Well, I have. And it’s not pretty.
[You would think a former treasury secretary and current PwC employee would have actually considered this “data” to be a little important. Evidently not.]
Corporations paid roughly $190B in federal taxes in 2010 (http://money.cnn.com/2011/01/14/news/economy/corporate_tax_reform/index.htm), yet the S&P 100 added $42.5B in deferred taxes to their balance sheets. So what did the S&P 500 add? $100B? Can this be right? Are companies collectively deferring well over one-half of their federal income taxes? As it stands, companies “report” their deferred taxes and actual paid taxes together as total income taxes:
“Total income taxes are defined to be the sum of all taxes imposed on income by local, provincial or state, national, and foreign governments during the year. It is the total tax provision and includes current taxes as well as the change in net deferred tax liabilities for the year.”
So your average bear, you would just take the total income taxes “paid” at face value. I’m not.
Warren Buffett calls the deferred income tax an “interest free loan” and has used it as one of his primary methods of financing since the early 1990s. Companies are essentially allowed to tell Uncle Sam to wait a while until they’re ready to pay those taxes. But when? ExxonMobil and Berkshire Hathaway collectively have around $70B in deferred taxes on their balance sheets. That’s just TWO companies. Exxon has more deferred income taxes than Total Debt. Think about that. This means that the government is their largest creditor, and they’re loaning money without demanding interest. And all the while, the Federal Reserve targets 2-3% inflation YOY.

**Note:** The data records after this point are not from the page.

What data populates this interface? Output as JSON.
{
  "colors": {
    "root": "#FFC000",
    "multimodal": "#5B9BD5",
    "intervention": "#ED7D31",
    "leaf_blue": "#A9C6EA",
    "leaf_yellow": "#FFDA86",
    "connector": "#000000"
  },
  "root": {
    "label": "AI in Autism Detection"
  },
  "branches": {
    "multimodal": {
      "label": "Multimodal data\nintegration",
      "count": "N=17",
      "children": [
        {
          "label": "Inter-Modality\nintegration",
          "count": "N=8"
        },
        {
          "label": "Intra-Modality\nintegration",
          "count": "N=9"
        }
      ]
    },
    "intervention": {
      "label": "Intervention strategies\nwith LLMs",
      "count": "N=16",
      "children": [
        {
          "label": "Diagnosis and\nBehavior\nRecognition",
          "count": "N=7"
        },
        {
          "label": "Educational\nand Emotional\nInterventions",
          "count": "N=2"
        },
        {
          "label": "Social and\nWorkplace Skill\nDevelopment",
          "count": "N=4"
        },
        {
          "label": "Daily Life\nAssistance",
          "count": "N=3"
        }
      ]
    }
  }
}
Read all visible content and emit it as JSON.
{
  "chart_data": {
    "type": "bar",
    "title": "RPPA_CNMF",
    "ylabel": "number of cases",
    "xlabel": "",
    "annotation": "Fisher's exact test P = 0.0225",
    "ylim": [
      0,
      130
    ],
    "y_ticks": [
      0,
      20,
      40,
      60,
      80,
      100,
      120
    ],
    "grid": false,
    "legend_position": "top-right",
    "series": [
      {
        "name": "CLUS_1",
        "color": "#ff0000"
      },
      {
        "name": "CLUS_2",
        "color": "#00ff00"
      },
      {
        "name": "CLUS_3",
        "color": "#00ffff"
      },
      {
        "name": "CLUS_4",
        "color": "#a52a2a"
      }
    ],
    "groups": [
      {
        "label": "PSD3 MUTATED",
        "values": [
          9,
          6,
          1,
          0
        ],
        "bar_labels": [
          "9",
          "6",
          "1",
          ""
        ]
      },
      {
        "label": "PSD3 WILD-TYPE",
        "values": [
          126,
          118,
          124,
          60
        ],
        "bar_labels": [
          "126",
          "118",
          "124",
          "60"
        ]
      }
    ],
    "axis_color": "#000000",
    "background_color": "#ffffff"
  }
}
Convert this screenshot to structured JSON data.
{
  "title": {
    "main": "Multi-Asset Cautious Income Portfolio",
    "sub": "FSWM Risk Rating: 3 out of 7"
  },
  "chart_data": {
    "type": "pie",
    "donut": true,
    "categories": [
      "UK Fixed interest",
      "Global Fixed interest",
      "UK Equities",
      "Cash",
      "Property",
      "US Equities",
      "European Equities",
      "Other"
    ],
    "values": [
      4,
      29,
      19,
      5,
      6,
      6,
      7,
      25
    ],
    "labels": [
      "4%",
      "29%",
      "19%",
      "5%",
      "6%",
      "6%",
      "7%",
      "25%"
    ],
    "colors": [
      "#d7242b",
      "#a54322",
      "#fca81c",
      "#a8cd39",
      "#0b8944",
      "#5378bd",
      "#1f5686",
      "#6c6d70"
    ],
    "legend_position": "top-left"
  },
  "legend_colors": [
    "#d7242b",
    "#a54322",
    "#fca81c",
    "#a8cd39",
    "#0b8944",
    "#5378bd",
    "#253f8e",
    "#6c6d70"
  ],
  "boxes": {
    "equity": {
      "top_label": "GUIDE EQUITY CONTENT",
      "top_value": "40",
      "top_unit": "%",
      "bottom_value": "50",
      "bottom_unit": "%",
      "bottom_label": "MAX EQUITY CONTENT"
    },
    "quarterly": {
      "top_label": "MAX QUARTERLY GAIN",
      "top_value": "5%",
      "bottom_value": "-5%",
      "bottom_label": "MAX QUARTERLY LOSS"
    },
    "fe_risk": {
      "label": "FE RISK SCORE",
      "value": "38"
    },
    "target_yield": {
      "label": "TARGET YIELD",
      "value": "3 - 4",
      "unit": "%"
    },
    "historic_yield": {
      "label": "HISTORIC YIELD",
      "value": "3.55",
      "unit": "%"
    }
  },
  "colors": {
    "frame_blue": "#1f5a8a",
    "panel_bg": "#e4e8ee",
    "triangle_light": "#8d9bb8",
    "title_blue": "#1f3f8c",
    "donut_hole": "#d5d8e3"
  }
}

If the government decides to alter this rule, and forces companies to start reducing this balance because of our federal revenue crisis, it’s going to have two collective hits on the markets. The first will be when the official ruling comes out. The second will be when companies purposefully write down billions of dollars of bad assets (predominately goodwill and intangibles) to create “paper losses.” This will allow them to write down sizable chunks of their deferred tax liabilities without actually paying out these taxes in cash. This is exactly what happened to companies like Time Warner, Freeport McMoRan, and AT&T in 2008. Their income statement will look like a train wreck while their cash flow statement will still stay relatively intact. But because the morons on Wall St. love to push “earnings,” the markets will freak out and panic selling will occur.